The new data protection law is a farce aimed at violating citizens’ privacy

Progressive developments in data protection can only be made through inclusive policy-making processes that seek input from privacy experts, tech companies, and, most importantly, citizens.
Published August 1, 2023

Over the last few weeks, Pakistan has aggressively pushed for increased control over cyberspace, with the federal cabinet hastily granting approval to two new bills and another reportedly in the works.

One of the primary objectives of the new legislation is to realise the long-standing ambition of data localisation. Among these bills, one proposes amendments to the Pakistan Electronic Crimes Act (Peca) — a law notorious for enabling state-led political censorship.

As for the second bill, called the E-Safety bill, there is neither a published draft nor have any consultations been held, leaving citizens uninformed about its potential implications.

The third bill in question is the draft of the Personal Data Protection Bill, 2023 (PDPB), which was circulated in June and has drawn flak from rights activists for various reasons, including its provision for data localisation.

Section 31(2) of the PDPB requires organisations and businesses that handle “critical personal data” to process and store such information within servers located in the country. However, the responsibility of defining what constitutes “critical personal data” has been entrusted to the National Commission for Personal Data Protection, which is expected to be established under the law. Concerns have also been raised regarding the independence of this Commission.

Although the government received feedback and recommendations on the bill, it remains uncertain whether the draft, recently approved by the federal cabinet, addresses any of the concerns raised or incorporates the feedback received.

Why the govt wants data localisation

Pakistan’s pursuit of data localisation is driven by two primary motivations. First, the challenges it faces when dealing with social media platforms, particularly in obtaining access to user data that it wants censored or removed. These demands are often justified under vague terms such as “national security” and “national interests.” Social media platforms push back against this proposition, citing data privacy concerns as the main reason for their reluctance to share certain data with the government.

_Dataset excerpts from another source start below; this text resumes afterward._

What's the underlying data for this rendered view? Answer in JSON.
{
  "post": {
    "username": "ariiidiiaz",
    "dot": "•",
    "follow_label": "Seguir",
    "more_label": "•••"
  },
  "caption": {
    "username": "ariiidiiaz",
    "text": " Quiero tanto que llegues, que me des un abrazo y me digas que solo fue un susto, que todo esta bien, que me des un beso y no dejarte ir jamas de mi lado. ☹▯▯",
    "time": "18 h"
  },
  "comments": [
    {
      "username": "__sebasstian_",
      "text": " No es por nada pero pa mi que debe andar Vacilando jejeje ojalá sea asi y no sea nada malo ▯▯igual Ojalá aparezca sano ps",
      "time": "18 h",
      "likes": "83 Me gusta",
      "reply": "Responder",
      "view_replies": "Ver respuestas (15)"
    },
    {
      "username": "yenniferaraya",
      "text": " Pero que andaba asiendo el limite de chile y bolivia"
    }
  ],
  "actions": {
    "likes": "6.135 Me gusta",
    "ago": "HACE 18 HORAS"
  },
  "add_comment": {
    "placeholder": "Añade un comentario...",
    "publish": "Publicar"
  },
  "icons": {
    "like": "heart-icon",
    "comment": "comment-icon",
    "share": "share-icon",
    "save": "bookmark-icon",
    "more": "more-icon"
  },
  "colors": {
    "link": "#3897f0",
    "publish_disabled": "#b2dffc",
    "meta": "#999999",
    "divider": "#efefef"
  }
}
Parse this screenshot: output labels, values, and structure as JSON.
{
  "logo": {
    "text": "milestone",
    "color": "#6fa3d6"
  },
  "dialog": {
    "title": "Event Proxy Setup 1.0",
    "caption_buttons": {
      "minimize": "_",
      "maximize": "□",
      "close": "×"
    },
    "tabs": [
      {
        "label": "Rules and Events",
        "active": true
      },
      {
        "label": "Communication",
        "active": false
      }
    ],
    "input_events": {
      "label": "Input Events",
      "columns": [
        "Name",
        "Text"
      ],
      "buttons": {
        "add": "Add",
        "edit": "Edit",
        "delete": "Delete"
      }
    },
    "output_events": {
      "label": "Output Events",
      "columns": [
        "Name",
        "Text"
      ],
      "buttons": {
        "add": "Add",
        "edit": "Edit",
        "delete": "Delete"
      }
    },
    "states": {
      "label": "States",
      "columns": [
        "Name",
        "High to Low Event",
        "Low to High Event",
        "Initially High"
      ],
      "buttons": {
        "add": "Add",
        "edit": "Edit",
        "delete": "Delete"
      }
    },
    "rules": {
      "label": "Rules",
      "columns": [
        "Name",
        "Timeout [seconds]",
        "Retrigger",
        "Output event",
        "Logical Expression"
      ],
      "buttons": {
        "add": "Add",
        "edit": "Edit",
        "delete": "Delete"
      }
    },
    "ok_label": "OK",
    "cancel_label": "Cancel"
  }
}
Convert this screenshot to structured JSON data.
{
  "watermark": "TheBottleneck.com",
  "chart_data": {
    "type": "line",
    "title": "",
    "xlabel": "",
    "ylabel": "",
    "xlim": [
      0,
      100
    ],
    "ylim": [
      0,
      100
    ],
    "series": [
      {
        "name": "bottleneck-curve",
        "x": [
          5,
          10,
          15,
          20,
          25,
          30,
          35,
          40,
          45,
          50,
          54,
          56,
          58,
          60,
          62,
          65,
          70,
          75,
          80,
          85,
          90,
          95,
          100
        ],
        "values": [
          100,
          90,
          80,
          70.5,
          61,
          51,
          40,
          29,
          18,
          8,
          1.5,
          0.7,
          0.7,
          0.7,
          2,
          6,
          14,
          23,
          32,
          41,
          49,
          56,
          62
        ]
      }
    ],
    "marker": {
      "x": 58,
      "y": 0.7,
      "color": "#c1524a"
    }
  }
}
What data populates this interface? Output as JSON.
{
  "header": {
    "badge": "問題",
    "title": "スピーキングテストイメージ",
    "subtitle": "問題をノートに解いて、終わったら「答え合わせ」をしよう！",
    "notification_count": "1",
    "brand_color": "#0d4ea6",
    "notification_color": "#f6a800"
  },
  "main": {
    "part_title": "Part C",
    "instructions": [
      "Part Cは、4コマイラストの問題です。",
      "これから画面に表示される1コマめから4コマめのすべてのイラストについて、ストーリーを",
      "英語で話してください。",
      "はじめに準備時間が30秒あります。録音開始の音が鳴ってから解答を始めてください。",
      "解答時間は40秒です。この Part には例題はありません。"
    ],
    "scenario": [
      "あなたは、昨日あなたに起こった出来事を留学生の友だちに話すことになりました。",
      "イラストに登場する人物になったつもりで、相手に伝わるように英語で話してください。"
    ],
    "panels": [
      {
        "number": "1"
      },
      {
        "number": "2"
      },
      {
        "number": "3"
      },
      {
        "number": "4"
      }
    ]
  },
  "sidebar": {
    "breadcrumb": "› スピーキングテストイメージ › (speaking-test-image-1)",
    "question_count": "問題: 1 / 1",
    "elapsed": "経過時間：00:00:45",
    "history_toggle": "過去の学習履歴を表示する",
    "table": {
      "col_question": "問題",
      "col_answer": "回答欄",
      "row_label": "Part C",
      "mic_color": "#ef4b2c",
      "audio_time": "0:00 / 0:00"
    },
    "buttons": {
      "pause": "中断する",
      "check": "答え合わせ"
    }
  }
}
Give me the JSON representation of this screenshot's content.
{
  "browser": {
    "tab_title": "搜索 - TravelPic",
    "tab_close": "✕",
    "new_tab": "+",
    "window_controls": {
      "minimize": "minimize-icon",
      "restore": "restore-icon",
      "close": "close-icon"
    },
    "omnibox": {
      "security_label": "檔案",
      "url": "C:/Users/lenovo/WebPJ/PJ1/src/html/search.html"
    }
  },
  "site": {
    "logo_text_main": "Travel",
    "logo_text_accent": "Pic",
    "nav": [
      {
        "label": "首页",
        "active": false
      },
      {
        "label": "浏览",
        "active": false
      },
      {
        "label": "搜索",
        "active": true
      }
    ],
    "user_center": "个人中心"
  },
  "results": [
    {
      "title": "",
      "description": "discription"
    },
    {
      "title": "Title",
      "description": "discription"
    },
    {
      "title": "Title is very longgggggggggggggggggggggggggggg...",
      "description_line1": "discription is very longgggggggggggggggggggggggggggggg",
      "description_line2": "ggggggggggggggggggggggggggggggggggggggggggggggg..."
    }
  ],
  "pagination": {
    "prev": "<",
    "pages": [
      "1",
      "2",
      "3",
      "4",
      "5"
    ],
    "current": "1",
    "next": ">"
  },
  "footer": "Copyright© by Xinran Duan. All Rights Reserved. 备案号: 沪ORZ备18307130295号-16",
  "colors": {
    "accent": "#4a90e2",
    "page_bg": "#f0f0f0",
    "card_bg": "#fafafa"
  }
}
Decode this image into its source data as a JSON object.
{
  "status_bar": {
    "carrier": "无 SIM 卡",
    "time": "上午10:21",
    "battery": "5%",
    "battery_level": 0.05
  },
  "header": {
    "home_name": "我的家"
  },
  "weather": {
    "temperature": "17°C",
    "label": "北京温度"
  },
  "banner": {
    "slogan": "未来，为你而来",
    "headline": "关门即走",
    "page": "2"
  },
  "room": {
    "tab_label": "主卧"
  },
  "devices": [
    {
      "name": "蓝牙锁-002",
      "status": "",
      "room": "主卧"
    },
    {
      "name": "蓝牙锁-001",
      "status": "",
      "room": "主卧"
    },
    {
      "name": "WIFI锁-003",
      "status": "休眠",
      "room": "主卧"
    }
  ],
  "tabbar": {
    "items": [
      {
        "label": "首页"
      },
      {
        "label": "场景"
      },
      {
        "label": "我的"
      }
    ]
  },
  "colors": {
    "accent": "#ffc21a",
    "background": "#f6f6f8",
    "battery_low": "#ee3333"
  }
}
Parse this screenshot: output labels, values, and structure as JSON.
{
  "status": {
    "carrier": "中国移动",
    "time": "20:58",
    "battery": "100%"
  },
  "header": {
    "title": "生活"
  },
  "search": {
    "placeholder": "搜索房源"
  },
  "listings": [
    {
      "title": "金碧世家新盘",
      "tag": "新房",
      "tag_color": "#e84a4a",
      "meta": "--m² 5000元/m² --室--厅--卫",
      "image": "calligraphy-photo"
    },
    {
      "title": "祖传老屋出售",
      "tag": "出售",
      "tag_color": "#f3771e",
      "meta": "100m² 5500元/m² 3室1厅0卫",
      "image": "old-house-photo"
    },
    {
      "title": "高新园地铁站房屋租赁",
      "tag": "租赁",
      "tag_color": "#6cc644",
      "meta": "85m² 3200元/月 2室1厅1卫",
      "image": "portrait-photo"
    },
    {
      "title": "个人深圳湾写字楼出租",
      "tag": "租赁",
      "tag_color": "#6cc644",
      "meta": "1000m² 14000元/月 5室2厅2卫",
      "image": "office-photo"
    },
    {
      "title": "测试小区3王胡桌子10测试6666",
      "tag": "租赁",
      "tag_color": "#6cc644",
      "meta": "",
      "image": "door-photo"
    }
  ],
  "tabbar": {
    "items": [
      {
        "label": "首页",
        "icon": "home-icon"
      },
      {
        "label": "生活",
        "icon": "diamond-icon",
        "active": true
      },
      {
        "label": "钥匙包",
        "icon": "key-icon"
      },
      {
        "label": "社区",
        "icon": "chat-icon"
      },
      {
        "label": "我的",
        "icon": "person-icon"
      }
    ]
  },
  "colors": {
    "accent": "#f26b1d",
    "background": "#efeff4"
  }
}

Second, the government aims to adapt to the new political landscape by asserting ownership over user data of its voters. In recent years, the impact of user data on shaping political landscapes has become increasingly evident. Political entities use personal data to create detailed psychological profiles of voters, categorising them based on personality traits, values, attitudes, interests, and behaviour. These intricate psychological profiles provide insights into the preferences and inclinations of different voter segments. Equipped with this wealth of information, political actors strategically tailor content to manipulate and sway public opinion in their favour, thus advancing specific political agendas.

This use of personal data raises significant concerns about its potential impact on human agency and autonomy. When personal data is exploited to target and manipulate individuals without their awareness, it undermines their capacity to make independent and informed decisions, thereby posing a threat to the essence of democratic participation.

Consequently, the push for data localisation, which essentially means transferring the ownership of critical personal data to the state, has triggered apprehension among rights activists and privacy advocates, who are worried that such measures could jeopardise user privacy and provide the government with greater control over online content and communications.

While the PDPB does mandate user consent for data collection, the reality presents a different picture. In many instances, this consent is either uninformed, as users are not provided with sufficient information about how their data will be used, or it is coerced, meaning that users may find themselves compelled to consent to almost any form of data processing if they wish to access essential digital services. The alternative would be to forgo access to these services entirely, which is not viable in a world where people have transitioned to the digital world for their daily-needs.

Genuine data protection does not come from adding provisions for superficial consent or data localisation. The real emphasis must be on curbing extensive data collection and restricting it to what is genuinely necessary for specific purposes, such as advancements in education or healthcare sectors.

Unfortunately, the reality today is quite different with user data stockpiled in surplus, left dormant within archives for future possibilities of exploitation. Moreover, promoting community participation in data collection processes is essential to empower people to take ownership of their own data and gain actual control over what information is collected, for what purpose, and how it is shared.

However, such progressive developments in data protection can only be made through inclusive policy-making processes that actively seek input from privacy experts, tech companies, and, most importantly, citizens.

For Pakistan to progress towards data protection, it must prioritise transparency from the outset. Holding public discussions and debates about proposed laws is crucial to address concerns and foster trust in the government’s efforts. Unfortunately, the current approach of secrecy and haste to policymaking stands in stark contrast to these principles.